An image synthesis step of generating a third image including the first object and the second object based on the position information of the first object and the position information of the second object; And

And an object detection deep learning model learning step of learning an object detection deep learning model using the position information of the first object, the position information of the second object, and the third image.
8. The method of claim 7,

Wherein the object region extracting step comprises:

A pixel value of the input image is compared with a predetermined threshold value to binarize the pixel value,

And grouping the binarized pixel values to separate objects included in the input image.
8. The method of claim 7,

Wherein the object position information generation step comprises:

Specifying a bounding box surrounding the segmented object,

And generating object position information of the separated object based on the specified rectangular box.
8. The method of claim 7,

The object detection deep learning model includes a Convolutional Neural Network (CNN)

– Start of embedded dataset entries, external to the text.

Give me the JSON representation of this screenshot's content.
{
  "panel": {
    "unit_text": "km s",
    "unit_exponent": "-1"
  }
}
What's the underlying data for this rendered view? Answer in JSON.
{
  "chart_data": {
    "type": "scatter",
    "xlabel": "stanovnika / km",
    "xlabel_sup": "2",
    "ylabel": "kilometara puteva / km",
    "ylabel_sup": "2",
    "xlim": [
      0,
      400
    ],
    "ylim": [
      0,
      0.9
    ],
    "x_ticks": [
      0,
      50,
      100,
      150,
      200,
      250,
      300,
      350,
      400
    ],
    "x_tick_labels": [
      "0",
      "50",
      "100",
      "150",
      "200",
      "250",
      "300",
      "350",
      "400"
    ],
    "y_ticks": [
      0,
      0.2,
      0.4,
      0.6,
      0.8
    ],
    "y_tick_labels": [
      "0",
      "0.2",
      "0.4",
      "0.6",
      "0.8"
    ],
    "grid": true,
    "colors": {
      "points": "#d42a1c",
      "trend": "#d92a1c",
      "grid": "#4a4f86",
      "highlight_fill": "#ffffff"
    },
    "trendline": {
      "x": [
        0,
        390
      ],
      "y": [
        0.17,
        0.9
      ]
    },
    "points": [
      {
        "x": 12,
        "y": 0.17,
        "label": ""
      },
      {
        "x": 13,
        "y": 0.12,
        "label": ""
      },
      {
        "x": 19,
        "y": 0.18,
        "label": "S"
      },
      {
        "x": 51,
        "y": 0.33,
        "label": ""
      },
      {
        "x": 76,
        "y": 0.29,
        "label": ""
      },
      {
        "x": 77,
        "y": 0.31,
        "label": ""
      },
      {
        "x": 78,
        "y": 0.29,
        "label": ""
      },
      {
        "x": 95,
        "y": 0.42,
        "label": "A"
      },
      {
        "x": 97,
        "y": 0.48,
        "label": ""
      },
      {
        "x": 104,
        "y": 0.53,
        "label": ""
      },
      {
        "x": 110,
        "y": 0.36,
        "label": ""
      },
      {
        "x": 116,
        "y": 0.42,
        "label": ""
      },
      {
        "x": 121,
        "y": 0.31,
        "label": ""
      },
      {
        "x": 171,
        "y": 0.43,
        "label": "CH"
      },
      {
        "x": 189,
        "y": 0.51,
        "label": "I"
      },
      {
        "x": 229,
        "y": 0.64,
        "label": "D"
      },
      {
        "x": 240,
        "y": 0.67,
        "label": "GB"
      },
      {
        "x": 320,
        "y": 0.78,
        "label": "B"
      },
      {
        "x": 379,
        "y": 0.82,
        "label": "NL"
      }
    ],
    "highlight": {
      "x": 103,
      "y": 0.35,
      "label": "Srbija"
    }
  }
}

The object detection deep learning model learning step includes:

And generating a feature map of the composite neural network by projecting the position information of the first object and the position information of the second object when the third image is learned.
And an object region extracting step of receiving an image including the object and distinguishing the object and the background,

Wherein the object region extracting step comprises:

A pixel value of the input image is compared with a predetermined threshold value to binarize the pixel value,

And grouping the binarized pixel values to separate objects included in the input image.
12. The method of claim 11,

Further comprising an object location information generating step of generating location information of the separated object,

Wherein the object position information generation step comprises:

Specifying a rectangular box surrounding the divided object,

And generating object position information of the separated object based on the specified rectangular box.
A computer-readable recording medium storing a program,

The program includes:

An object region extracting step of receiving a first image including a first object and a second image including a second object and distinguishing the object and the background for each of the first image and the second image;

An object position information generating step of generating position information of the first object and the second object;

An image synthesis step of generating a third image including the first object and the second object based on the position information of the first object and the position information of the second object; And

And an object detection deep learning model learning step of learning an object detection deep learning model using the position information of the first object, the position information of the second object, and the third image.
A computer-readable recording medium storing a program,

The program includes:

An object region extracting step of receiving an image including an object and distinguishing the object and the background,

Wherein the object region extracting step comprises:

A pixel value of the input image is compared with a predetermined threshold value to binarize the pixel value,

And classifying the objects included in the input image by grouping the binarized pixel values.